Team implementing high-profile review to meet with White House
Kenderdine revealed last month that Karen Wayland, DOE’s deputy director for state and local cooperation in the Office of Energy Policy and Systems Analysis, would be leading the group of agency officials (Greenwire, April 2).
Although Senate Energy and Natural Resources Chairwoman Lisa Murkowski (R-Alaska) has said she’d welcome language from the administration on energy issues, Kenderdine said policymakers have not yet reached out to DOE for technical guidance in reference to the QER.
“Whenever Congress asks us for technical assistance we provide it,” Kenderdine said. “They haven’t asked for technical assistance at this point in time. We just sat down yesterday as I mentioned to start firming up an implementation plan — there are 63 recommendations in the QER, and we’re going through looking at ones that actually require statutory changes.”
The bulk of the review’s recommendations, she added, don’t require statutory changes, and there are many steps the administration and DOE can take on their own.

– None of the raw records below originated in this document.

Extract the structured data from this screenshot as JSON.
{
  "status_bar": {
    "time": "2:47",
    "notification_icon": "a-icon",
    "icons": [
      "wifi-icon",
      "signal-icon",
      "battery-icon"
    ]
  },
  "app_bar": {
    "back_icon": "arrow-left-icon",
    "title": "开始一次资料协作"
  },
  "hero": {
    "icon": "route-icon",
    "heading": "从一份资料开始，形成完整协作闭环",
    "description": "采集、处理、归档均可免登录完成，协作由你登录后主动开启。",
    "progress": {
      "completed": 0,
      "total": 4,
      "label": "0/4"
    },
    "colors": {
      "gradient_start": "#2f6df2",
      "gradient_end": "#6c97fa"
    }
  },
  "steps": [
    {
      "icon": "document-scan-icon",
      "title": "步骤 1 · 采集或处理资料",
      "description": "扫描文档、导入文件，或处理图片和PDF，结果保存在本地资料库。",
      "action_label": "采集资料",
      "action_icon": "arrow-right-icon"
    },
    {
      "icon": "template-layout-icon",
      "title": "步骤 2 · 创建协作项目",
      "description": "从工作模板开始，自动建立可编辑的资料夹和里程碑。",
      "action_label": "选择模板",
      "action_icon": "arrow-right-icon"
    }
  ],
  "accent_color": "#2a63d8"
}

DOE has briefed both House and Senate energy committees but not all issues fit neatly into one committee’s jurisdiction, Kenderdine said. Ports and inland waterways, for example, don’t fall within the Senate Energy and Natural Resource Committee’s jurisdiction, and yet the Strategic Petroleum Reserve, the Federal Energy Regulatory Commission and electric reliability do, she said.
“It’s very early, we just got the QER done and slept a little bit, and we’re working on an implementation plan,” she said. “The first thing we need to do is discuss it with the White House.”
Kenderdine said that as soon as she and other DOE officials meet with the White House, the administration will be calling in various agencies to talk to them about approaching the relevant committees on the Hill.
“We’ve gone to the energy committee, that’s our jurisdiction, but I haven’t spoken to the transportation committee yet,” she said, adding that Moniz has spoken often about the QER with Secretary of Transportation Anthony Foxx.